Posted by Christina B. Farnsworth

Mar 6, 2014 1:44:00 PM

As many dig out again after a another winter snow punch, it is hard to believe that there has been less snow in the mountains. Less snow means less water in Spring as less snow melts and flows downhill to feed rivers. It also mean that to maintain a ski industry, places like Jiminy Peak Mountain Resort, Hancock, Mass., have to make their own snow.

A segment on CBS This Morning showcased the $4 million dollar wind mill that Jiminy Peak has installed to cut down on the cost of energy needed to make snow.


As CBS This Morning host Charlie Rose pointed out, the Sochi Olympics suffered some of “the most extreme weather of any Winter Games.” The world watched as athletes faced slushy snow, manufactured snow, temperatures in the 60s and even fog. Rose said, “Research predicts that [such weather extremes] could become the new reality at ski resorts around the world.”

The program featured Porter Fox, author of Deep: The Story of Skiing and the Future of Snow. Fox, an avid skier since the age of two, “believes winter sports could be doomed...We’ve lost a million square miles of snow cover in the Spring in the last 47 years.” Based on research, he concludes that “half of the 103 resorts in the Northeast will likely not be able to stay open, and that’s in the next 30 years, which is pretty shocking.”

In Tucson, Ariz., the location of Vision House Tucson, the nearby Mount Lemmon Ski Resort has yet to open. There is some snow on the ground, but not enough to ski upon.

According to the National Oceanic and Atmospheric Administration (NOAA) snow cover on land in June on the earth’s Northern Hemisphere “has been decreasing at a rate of nearly 20 percent per decade since 1979.” Lack of snow, as Fox points out is a “very unique form of water shortage. Around the world, a billion people depend on snow melt for their freshwater supply.” That’s true of India and its Ganges River, China and its Yangtze River, and here in the United States with the Colorado.
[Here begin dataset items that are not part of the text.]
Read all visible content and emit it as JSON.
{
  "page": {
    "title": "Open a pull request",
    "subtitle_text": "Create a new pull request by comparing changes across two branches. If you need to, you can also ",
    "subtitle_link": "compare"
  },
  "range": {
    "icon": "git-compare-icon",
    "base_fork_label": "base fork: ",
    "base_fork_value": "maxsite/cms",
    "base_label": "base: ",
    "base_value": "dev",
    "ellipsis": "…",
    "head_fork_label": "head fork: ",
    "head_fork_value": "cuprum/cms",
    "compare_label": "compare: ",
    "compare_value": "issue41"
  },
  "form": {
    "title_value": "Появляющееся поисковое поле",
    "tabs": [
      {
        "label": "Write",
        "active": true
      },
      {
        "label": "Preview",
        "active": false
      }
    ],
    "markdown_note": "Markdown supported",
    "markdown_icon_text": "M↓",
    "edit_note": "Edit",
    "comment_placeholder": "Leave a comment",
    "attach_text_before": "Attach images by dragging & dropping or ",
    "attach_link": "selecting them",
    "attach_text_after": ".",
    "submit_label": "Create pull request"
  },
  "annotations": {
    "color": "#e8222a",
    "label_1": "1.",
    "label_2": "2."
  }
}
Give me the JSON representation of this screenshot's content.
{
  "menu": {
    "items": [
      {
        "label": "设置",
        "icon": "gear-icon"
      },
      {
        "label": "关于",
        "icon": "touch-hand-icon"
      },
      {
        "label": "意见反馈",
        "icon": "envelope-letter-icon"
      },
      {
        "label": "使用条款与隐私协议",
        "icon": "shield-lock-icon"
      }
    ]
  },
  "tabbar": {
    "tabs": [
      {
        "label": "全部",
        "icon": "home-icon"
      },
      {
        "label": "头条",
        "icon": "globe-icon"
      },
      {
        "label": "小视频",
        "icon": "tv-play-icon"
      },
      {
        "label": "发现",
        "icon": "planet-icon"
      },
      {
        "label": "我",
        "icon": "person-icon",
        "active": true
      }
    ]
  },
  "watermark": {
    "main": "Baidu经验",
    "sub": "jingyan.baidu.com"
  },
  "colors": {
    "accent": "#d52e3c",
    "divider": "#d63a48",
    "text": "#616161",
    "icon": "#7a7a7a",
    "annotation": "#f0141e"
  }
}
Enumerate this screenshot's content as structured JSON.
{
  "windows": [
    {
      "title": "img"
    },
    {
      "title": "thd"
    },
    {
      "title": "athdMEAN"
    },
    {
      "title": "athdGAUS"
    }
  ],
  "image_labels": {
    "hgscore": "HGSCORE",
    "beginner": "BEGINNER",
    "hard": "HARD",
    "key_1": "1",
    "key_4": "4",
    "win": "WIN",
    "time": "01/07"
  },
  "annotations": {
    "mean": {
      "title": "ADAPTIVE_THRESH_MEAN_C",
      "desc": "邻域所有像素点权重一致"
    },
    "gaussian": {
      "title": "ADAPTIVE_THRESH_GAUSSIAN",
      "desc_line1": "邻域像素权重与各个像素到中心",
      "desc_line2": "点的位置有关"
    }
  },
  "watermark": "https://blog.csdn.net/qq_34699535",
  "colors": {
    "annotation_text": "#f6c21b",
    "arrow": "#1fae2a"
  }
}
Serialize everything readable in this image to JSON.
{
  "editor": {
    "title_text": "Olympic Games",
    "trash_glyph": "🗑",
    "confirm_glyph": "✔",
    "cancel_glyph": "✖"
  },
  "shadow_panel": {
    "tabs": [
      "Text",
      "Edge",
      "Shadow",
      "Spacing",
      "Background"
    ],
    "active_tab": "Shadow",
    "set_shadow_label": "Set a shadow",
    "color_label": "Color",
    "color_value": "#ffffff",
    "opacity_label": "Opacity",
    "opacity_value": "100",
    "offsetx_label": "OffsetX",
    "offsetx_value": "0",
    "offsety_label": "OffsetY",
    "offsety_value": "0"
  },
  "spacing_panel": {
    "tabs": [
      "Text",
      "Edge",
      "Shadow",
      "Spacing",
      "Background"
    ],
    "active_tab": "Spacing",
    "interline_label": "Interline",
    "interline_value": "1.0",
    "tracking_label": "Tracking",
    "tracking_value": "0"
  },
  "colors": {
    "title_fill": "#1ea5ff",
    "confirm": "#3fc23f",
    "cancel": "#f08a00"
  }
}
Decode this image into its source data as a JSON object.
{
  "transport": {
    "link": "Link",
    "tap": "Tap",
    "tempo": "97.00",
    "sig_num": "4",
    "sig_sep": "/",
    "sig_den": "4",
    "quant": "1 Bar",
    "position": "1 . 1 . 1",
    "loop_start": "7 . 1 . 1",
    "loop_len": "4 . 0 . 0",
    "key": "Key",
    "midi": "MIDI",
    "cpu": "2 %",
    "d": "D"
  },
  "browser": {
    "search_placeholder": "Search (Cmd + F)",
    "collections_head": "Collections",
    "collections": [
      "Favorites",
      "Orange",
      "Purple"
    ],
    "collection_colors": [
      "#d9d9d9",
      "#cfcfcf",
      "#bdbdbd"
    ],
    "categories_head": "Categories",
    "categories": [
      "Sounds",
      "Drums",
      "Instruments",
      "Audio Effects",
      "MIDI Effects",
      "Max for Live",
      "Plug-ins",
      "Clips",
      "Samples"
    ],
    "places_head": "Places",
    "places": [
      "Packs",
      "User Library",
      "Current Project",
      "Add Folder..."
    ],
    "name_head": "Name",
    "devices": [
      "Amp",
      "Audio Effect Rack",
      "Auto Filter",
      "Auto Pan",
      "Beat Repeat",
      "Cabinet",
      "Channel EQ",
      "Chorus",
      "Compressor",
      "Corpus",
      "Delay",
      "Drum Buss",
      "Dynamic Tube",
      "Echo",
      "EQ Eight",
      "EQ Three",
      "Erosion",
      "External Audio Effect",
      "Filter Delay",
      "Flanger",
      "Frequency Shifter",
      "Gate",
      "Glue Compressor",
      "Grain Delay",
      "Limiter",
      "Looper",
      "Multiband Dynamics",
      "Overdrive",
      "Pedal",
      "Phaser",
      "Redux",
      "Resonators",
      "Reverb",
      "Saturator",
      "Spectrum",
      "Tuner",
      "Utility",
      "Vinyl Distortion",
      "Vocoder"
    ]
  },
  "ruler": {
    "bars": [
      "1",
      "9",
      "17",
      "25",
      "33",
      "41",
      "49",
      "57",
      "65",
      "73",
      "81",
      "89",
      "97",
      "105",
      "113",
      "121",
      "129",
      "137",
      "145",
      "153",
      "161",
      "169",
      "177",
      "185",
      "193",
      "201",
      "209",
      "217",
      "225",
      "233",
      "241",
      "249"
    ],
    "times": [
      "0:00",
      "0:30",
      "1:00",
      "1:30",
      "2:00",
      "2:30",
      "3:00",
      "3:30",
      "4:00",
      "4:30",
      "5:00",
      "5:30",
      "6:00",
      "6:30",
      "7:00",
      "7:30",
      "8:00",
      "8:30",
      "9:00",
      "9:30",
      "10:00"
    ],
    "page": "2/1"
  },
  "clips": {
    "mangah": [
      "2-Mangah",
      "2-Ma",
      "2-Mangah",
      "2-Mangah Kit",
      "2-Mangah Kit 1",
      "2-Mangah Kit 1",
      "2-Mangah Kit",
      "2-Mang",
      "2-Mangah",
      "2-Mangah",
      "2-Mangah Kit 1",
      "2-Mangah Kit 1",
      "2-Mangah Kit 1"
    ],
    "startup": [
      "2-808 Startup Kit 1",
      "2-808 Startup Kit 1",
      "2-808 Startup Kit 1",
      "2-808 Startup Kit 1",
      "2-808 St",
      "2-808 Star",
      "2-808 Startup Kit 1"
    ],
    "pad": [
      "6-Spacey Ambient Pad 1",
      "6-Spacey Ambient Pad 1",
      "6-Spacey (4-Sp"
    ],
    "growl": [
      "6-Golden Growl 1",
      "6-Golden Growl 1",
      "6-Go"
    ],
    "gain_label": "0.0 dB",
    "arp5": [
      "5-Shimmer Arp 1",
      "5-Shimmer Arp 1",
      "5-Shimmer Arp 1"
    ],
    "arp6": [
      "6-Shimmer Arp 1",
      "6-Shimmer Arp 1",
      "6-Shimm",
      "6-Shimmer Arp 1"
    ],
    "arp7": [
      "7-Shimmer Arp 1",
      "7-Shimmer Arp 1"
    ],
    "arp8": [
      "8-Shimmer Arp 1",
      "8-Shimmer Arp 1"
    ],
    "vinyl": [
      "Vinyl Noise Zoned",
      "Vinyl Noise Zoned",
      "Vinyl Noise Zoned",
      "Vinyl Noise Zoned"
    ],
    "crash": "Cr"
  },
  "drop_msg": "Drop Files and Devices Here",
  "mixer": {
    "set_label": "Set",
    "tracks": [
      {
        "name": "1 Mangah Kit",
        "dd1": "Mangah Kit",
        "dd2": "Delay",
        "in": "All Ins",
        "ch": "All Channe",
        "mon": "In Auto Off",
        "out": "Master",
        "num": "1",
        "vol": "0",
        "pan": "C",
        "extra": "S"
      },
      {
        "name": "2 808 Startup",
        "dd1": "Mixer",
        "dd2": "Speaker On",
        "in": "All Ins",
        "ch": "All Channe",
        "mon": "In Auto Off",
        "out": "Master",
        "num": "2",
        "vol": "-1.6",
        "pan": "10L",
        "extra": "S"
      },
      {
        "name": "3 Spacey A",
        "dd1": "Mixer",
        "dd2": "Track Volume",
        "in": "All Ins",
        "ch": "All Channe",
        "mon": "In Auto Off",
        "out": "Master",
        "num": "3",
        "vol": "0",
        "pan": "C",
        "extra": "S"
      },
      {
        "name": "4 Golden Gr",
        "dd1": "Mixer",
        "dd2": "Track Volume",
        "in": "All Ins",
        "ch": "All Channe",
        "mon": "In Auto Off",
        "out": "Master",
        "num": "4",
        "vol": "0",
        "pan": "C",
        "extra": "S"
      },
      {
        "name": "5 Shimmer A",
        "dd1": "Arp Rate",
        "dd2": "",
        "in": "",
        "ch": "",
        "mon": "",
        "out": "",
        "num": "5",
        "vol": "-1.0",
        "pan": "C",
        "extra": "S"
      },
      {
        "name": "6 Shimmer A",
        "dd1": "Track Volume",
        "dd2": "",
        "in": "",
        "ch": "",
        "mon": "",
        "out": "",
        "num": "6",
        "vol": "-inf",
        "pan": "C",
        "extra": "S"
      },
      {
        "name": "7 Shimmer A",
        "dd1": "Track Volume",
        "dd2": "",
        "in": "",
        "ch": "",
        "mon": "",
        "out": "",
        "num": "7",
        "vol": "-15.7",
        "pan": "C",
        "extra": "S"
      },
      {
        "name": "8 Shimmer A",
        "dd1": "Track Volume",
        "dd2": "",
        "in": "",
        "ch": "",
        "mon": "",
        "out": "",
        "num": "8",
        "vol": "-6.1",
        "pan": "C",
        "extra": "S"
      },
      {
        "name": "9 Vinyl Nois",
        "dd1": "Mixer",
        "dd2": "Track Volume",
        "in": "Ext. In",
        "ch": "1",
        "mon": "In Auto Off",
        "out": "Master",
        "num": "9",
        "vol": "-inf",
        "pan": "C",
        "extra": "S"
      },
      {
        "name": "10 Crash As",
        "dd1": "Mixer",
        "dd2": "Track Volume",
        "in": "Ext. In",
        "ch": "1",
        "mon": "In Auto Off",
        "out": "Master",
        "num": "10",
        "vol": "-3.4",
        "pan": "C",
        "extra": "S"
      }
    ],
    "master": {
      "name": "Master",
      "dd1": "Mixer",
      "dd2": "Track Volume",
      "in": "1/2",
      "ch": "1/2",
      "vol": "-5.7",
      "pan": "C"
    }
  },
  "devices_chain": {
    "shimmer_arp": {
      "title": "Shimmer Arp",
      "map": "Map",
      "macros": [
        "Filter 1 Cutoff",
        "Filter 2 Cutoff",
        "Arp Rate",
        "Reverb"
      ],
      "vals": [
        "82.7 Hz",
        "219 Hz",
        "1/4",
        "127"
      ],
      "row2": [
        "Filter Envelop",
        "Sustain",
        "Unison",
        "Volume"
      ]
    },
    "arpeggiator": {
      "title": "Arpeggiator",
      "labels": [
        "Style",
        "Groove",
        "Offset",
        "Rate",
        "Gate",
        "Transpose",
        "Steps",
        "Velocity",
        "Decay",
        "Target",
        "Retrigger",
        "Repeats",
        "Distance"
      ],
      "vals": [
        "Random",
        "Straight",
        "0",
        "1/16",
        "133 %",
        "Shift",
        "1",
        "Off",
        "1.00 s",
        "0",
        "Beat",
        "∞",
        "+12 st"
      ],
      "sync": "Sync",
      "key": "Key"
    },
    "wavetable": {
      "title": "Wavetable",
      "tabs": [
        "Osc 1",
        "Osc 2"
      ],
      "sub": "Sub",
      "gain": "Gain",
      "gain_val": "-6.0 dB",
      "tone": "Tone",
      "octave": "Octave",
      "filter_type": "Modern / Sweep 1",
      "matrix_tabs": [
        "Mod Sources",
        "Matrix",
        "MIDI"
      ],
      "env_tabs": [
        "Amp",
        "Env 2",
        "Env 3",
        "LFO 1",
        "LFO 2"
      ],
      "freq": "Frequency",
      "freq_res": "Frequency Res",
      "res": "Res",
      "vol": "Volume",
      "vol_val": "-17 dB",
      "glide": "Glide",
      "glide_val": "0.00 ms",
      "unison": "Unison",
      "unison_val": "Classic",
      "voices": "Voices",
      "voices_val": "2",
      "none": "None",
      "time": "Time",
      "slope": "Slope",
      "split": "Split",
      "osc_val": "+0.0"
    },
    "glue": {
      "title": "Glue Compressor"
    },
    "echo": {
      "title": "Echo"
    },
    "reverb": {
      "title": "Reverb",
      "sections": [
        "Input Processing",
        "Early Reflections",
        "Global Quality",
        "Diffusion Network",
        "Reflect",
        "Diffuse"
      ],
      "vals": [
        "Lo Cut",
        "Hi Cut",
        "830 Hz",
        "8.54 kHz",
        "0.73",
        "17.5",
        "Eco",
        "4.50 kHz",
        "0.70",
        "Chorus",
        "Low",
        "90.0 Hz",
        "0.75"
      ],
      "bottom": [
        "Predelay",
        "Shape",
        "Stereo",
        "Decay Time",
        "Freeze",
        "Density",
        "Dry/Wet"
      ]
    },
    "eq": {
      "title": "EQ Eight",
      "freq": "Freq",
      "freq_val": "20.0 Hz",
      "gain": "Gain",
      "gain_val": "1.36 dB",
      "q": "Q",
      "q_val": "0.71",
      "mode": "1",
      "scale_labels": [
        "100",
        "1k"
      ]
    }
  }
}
Jiminy Peak Mountain Resort makes almost 90 percent of the snow needed for skiing. Tyler Fairbank, Jiminy Peak’s CEO, says, “It was something that no one had ever done before, and it has been an absolute home run for us.”

Even so, one needs access to water through rain or river to consistently make snow. Mount Lemmon, on the other hand, does not get enough precipitation or have access to enough water to economically make snow—for Mount Lemmon Ski Resort, it’s a waiting game.

Porter says, “Glaciers in Europe, Alpine glaciers, they’ve lost half their volume, and that’s in the last 150 years … There’s a chain reaction that happens when snow disappears that’s really devastating to everyone living downstream.”